5. Beauty of Both – Our church tries to hold aspects of church life in tension, seeing the value of both. For example, our worship is contemporary, we often use an orchestra, and we sing hymns regularly. We have both small groups and Adult Big Groups (Sunday Schools). Seniors and singles are in small groups together. People from all walks of life call our church “home.” We have a robust missions program and a thriving social justice ministry. We are reformed and theological, but we’re not afraid to learn from attractional churches. We embrace lots of partners and a wide array of friends.

6. Godly, Gifted Pastors – I cannot imagine serving in a church alone. One of the greatest joys has been learning from other pastors, seeking their advice, celebrating their successes, and living in community together. We’re not best friends, but there is a great affection among our team. Their insights, gentle rebukes, and godliness shaped my life.

7. Kid-Nurturing Culture– Our twins (Hayden and Joseph) were 12 when we moved to Indy. Jeremiah was 9, and Savannah was a peanut. Our church was the soil for the most formative years of their lives. The input from other godly men, bike rides with Uncle Dale (one of our pastors), advice from Elders ahead of us in parenting, and an environment that never placed unrealistic expectations on our kids were all gifts. My kids love the church. They love our church. Enough said – Thank you, Jesus!

8. Affirmation of a Non-Spotlight Wife – Sarah is the perfect complement to my gifts and personality. She would rather serve behind-the-scenes, teach children, disciple our kids, and dig deep into a woman’s heart over coffee. Every week Sarah teaches 70 kindergartners and leads a large team of table leaders. I love when a child runs past me on Sunday and jumps in her arms squealing “teacher!” She has occasionally stepped out of her comfort zone when it served the church. But Sarah has the freedom to be herself and to use her gifts without the painful expectations of being the next Beth Moore or the “First Lady.”

9. Deeply Committed Lay Elders – Our church would not be healthy without godly and committed lay elders who work full-time jobs and still donate multiple hours a week to our church. They ask good questions, probe our blind-spots, affirm our gifts, and pray like crazy for us. I love Elder meetings. The spirit and joy in the room are deeply encouraging.

10. Young Leaders – About 5 years ago we started a Pastoral Residency Program. Three years ago we started planting churches in Indy. With that shift came a regular rotation of young, visionary, and talented young men. Few things give me more joy than seeing these young leaders grow. Their energy and insight have made our church healthier. Their questions challenge us to think deeply and differently. And our “leadership eco-system” helps them develop quickly. The future looks bright for both them and our church because they’re part of the mix.

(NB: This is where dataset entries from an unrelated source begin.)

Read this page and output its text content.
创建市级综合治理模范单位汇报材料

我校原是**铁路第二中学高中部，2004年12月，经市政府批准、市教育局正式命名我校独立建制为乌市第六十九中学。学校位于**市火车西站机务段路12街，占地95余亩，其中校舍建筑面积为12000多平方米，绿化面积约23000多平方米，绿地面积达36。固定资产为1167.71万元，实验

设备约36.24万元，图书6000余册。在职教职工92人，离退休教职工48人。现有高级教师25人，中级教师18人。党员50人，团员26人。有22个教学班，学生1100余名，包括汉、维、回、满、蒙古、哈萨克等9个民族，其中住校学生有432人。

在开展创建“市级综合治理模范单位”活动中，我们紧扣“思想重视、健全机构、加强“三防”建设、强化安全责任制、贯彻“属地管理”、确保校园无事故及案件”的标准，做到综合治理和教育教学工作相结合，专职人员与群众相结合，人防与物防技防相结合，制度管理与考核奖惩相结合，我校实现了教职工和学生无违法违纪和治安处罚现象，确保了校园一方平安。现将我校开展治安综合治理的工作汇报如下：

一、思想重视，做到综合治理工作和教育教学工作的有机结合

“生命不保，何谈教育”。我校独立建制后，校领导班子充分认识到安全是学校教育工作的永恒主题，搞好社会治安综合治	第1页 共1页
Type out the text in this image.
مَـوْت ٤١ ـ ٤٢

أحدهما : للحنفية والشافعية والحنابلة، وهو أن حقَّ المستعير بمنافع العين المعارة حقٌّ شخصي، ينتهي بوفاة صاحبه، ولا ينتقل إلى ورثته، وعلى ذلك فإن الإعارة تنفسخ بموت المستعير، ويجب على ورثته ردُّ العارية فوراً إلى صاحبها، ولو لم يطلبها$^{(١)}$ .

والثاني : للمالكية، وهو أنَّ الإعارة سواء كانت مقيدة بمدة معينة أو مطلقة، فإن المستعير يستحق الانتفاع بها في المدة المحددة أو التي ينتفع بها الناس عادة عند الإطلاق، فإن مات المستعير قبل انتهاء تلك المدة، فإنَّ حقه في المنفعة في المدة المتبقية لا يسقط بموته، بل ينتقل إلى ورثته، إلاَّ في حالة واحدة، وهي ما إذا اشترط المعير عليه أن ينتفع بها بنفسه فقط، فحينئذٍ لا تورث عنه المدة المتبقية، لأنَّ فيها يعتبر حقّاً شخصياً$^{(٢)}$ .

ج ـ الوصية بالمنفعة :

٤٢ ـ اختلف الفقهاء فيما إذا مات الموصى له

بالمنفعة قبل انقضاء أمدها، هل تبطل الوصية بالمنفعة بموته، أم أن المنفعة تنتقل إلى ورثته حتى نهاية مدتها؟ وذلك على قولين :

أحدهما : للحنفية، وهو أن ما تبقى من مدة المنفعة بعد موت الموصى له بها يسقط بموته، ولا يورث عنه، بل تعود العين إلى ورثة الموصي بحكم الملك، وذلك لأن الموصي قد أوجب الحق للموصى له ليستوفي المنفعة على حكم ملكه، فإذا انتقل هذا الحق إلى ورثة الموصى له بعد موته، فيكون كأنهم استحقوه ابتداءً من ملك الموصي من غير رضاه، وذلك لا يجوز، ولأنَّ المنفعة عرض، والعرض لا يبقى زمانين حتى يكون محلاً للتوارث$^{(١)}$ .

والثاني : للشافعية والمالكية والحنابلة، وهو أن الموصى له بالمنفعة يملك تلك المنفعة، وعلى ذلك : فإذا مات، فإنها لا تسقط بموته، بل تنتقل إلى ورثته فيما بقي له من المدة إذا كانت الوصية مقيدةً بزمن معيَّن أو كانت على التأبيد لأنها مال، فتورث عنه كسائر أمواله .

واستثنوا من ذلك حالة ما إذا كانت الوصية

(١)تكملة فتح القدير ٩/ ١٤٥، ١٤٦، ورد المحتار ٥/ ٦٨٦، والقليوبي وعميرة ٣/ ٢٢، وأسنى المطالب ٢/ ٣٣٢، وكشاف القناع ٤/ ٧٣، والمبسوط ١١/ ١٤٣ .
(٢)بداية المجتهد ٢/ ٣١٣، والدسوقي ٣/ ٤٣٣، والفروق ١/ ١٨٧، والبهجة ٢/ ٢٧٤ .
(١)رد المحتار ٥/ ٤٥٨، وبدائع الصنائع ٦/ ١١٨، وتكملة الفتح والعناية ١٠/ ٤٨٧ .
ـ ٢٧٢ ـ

Well, I’ve reached the end of my self-prescribed allotment of 10 things. I could write about prayer, compassion, global missions, generosity, ministry relationships, children’s ministry, THINK conferences, and vision trips. But I think you get the point.

When I talk about the church, I often use the metaphor of a bride coming down the aisle. She’s beautiful yet imperfect. But when the doors open, everyone stands and watches. It’s a sacred moment.

I still feel like the awe-struck groom watching the bride called College Park Church walk down the aisle. I know she’s not perfect.

But after 10 years of ministry, our church is still beautiful to me.